耳長人の住居

 窓から侵入した部屋は書斎なのか図書室なのかは判断ができなかったが壁際に本棚が設置されており、ところどころ隙間はあるものの本が綺麗に並んでいた。


(そういえば、この世界の言葉について何も知らないぞ)


 スライムになってから耳がなくなってしまったせいなのか、それともスライムの構造上の問題なのか音が全く聞こえておらず、その状態に慣れてしまったため、今の今までこの世界の言葉に関心を寄せてこなかった。

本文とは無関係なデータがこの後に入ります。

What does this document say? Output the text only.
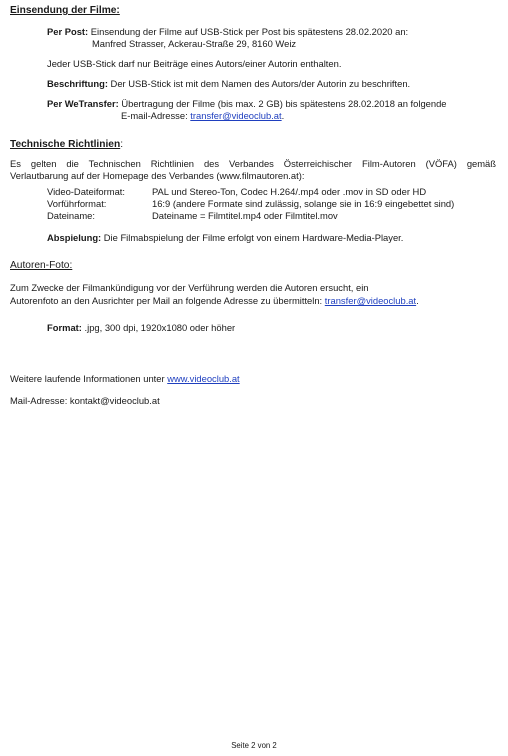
Einsendung der Filme:
Per Post: Einsendung der Filme auf USB-Stick per Post bis spätestens 28.02.2020 an:
Manfred Strasser, Ackerau-Straße 29, 8160 Weiz
Jeder USB-Stick darf nur Beiträge eines Autors/einer Autorin enthalten.
Beschriftung: Der USB-Stick ist mit dem Namen des Autors/der Autorin zu beschriften.
Per WeTransfer: Übertragung der Filme (bis max. 2 GB) bis spätestens 28.02.2018 an folgende
E-mail-Adresse: transfer@videoclub.at.
Technische Richtlinien:
Es gelten die Technischen Richtlinien des Verbandes Österreichischer Film-Autoren (VÖFA) gemäß
Verlautbarung auf der Homepage des Verbandes (www.filmautoren.at):
Video-Dateiformat:	PAL und Stereo-Ton, Codec H.264/.mp4 oder .mov in SD oder HD
Vorführformat:	16:9 (andere Formate sind zulässig, solange sie in 16:9 eingebettet sind)
Dateiname:	Dateiname = Filmtitel.mp4 oder Filmtitel.mov
Abspielung: Die Filmabspielung der Filme erfolgt von einem Hardware-Media-Player.
Autoren-Foto:
Zum Zwecke der Filmankündigung vor der Verführung werden die Autoren ersucht, ein
Autorenfoto an den Ausrichter per Mail an folgende Adresse zu übermitteln: transfer@videoclub.at.
Format: .jpg, 300 dpi, 1920x1080 oder höher
Weitere laufende Informationen unter www.videoclub.at
Mail-Adresse: kontakt@videoclub.at
Seite 2 von 2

 加えて、今まで出会った異世界の住人がゴブリン(不意遭遇かつ本格的に接触する前に絶命)と耳長人(目下観察中)を除くと馬鹿うましかだったり、蛇だったり、植物だったりとおよそ人の言葉と無縁な生物ばかりだったこともこの世界の言葉に関心を持たなかったことに拍車をかけたに違いない。

 そんな訳で、この目の前に並んでいる本が俺のこの世界の言葉との初めての接触ということになる。


(少し覗いてみるか)


 俺は本棚から比較的薄い本を一冊手に取り、開いてみた。

 紙質が良くないのか、スライムが本を捲りにくい体なのか、開くのに難儀したが。

 そこには案の定、俺が見たことのない、なんて読むのかすらわからない文字がずらっと並んでいた。


(これがこの世界の文字なのか)


 これが耳長人たちの母国語なのか、それとも外国の言語なのかすらわからない俺だったが、この世界で初めて見る文字は俺に何とも言い難い感動を与えてくれた。

 俺は読めずとも夢中になってページを捲り、あっという間に一冊を読み終えてしまった。

 だから気が付くことが遅れた。

 俺が本一冊を読み終えた満足感から脱力していると、ふいに影が差した。

 俺は即座に距離を取り、眼球の向きを180℃変えると影の正体と対峙した。

 俺の予想したとおり、そこにはこの部屋の主である、あの司令塔役を務めていた耳長人がいたのだった。


「Ы欺浬構ソⅨ―噂能蚕圭表?」


 勿論、俺には彼の声が聞こえないのでその場の雰囲気や彼の仕草などから彼が俺に何事かを尋ねていると思った。


「𡑮𠀋𠮟𡈽𡚴𡌛𡢽?」


「𣗄𠮟𡚴𡑮𣇄𡢽𥒎𡈽𣳾𠀋𡸴𡌛𣜿𣝣𤟱?」


「𠀋𡈽𡌛𡑮𡢽𠮟𡚴𡸴𣇄𣗄?」


 その後、数度にわたって言葉を彼は俺に向けて言っていた。

 俺はその都度、あっているかはわからないものの反応を返し、どうにかコミュニケーションが取れないものかと努力を試みた。

 彼は俺の意思表示を見るたびにニコニコと微笑み返してくれた。


(これは意思疎通ができている感じではないな)


 その微笑みはさながら人間がペットの犬猫や生後間もない赤ちゃんに向けるような眼差しで、到底こちらの意思表示や精一杯のボディイランゲージが通じているとは思えないものであった。

 なので、俺は早々に彼との意思疎通を諦めることにした。

 幸いにして彼は俺を攻撃したり、追い出したりといった行動は取らなかったし、俺が何の反応も返さないようにしても気分を害したりはしていないようであった。

 それどころか彼は部屋の扉を開けて、家の中を案内するような様子を見せ、俺がついていくと嬉しそうに微笑んだ。


 それから家の中の様々な場所を案内された。

 居間や台所は勿論のこと、彼の寝室だと思われるベッドの置かれた部屋やもう一つの書棚のある部屋、風呂場やトイレ、貯蔵庫?なども案内された。

 彼は終始嬉しそうに案内してくれた。

 俺の方は退屈しているのかというとそんなことは全くなく、木をくり貫いて造られた住居の一見して不思議な構造に興味を惹かれたり、前世とは趣の異なる家具や道具類を見てははしゃいでいた。

 彼はそんな俺の様子を見ても嬉しそうにしていた。


 部屋の案内を終え、居間へ戻ってから用意してくれた飲み物を頂きながら彼の膝の上で一息ついていると彼が唐突に俺に話しかけてきた。


姶挨阿哀亜娃愛唖葵逢𠀋うちに住む気はないかい?」


 俺にはその時彼の口からそう言われた気がした。